The morning started quietly at Pymmes Park VC. Staff were setting up for the day, residents drifted in for support, and the usual rhythm of the centre hummed in the background. Then word spread: the Leader of Enfield Council, Councillor Ergin Erbil, was on his way.
For us at ECP, visits like this aren’t about ceremony — they’re about honesty. And that’s exactly the tone Trevor Blackman, our CEO, wanted to set.
When Councillor Erbil arrived, Trevor greeted him not as a politician, but as someone who needed to hear the real stories of families in Edmonton and Ponders End. They walked through the building together, past the youth hub, the wellbeing rooms, and the spaces where community groups deliver support every week. Trevor explained that these rooms aren’t just services — they’re lifelines.
As they stepped outside into the crisp air of Pymmes Park, Trevor shared a story that stays with many of us.

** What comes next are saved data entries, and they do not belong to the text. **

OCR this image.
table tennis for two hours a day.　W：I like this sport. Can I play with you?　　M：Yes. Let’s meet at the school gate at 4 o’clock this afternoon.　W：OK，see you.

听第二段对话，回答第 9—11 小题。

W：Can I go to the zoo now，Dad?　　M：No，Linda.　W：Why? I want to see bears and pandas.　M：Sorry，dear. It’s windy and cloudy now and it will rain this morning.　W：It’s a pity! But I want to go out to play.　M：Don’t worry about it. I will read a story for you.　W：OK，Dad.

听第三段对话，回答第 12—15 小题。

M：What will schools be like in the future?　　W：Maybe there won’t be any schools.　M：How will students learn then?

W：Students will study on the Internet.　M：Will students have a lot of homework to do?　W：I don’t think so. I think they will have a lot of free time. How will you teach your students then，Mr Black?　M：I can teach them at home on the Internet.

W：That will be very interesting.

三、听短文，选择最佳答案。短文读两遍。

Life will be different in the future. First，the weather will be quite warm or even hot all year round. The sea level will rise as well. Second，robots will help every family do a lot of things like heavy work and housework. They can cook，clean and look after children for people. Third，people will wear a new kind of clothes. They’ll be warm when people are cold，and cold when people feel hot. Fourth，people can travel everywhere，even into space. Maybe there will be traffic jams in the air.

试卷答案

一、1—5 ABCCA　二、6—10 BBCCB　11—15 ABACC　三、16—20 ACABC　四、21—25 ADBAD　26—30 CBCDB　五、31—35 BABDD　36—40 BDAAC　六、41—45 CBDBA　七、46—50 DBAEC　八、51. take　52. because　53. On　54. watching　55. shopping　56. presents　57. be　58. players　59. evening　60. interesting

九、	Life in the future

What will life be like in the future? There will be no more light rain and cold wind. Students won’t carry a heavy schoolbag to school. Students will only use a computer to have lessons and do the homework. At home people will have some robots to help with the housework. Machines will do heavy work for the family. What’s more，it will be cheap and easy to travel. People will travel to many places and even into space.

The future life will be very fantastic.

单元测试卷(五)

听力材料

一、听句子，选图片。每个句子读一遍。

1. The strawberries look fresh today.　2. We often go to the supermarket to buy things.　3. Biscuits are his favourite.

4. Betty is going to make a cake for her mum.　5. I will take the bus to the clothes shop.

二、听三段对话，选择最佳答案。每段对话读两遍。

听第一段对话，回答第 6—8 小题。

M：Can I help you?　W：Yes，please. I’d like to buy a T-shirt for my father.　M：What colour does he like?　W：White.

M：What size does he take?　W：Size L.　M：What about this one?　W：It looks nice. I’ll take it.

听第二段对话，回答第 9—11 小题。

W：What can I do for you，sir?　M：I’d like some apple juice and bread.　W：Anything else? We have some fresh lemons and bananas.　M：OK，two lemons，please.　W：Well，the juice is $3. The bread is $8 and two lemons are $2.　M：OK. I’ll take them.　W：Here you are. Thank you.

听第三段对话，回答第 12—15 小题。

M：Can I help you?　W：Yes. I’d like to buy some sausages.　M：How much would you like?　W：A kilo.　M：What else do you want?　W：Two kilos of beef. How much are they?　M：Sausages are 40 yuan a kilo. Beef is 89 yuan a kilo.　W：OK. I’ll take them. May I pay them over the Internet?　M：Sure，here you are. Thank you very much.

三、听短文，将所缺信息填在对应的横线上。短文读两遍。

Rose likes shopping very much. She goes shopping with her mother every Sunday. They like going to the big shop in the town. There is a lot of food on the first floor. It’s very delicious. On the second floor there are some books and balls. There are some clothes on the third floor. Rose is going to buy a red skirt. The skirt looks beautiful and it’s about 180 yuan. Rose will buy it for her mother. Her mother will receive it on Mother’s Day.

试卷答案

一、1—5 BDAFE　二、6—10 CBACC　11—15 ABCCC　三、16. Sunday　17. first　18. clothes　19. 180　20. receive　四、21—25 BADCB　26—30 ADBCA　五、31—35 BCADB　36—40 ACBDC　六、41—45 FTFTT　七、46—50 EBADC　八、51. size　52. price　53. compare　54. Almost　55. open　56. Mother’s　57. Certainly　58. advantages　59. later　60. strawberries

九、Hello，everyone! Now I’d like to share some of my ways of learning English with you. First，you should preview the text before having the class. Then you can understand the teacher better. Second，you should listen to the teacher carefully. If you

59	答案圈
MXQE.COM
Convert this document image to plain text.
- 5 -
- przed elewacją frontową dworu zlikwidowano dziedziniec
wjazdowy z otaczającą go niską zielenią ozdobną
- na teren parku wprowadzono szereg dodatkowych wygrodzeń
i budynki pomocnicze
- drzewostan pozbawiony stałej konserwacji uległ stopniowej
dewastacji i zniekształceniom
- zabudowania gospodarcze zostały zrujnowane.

He talked about a young person who arrives at school exhausted every morning. Not because he stays up late gaming, but because his family were placed in temporary accommodation two hours outside the borough. Every day he wakes before dawn, travels across London, and returns to a home that is overcrowded, unstable — sometimes even rat-infested. And yet, he still tries.
“When housing fails, everything else falls away — education, wellbeing, opportunity. None of it stands up if you don’t have a safe place to sleep.”
Councillor Erbil listened. Not politely — but properly. He asked questions, leaned in, and wanted to understand how deep the issue runs. Trevor was clear: Enfield must push ahead and build on land that isn’t green belt, creating real, affordable homes for local people so families aren’t pushed miles away from their lives.
As they walked, the conversation widened:
about welfare support…
about schools struggling to hold young people who are stretched thin…
about youth opportunities and the pressure on services…
and about how partnership — true partnership — is the only way forward.
Trevor showed him how ECP works alongside local groups across Edmonton and Ponders End, building programmes that respond not to theories, but to lived realities. Councillor Erbil saw how deeply rooted this work is, how connected the teams are to the community, and how much strength sits in the voluntary sector when it is trusted and supported.
By the time they returned to the front of the centre, something had shifted. This wasn’t just a visit. It felt like the start of a renewed commitment — an understanding that Enfield’s challenges need both political will and grassroots honesty.
Trevor smiled as the Leader left.
“It’s good when people see the real Enfield,” he said.
“And even better when they want to help us change it.”
And that’s what today felt like:
A story of two leaders walking the same path — one step at a time — towards a borough where every family has a chance to thrive.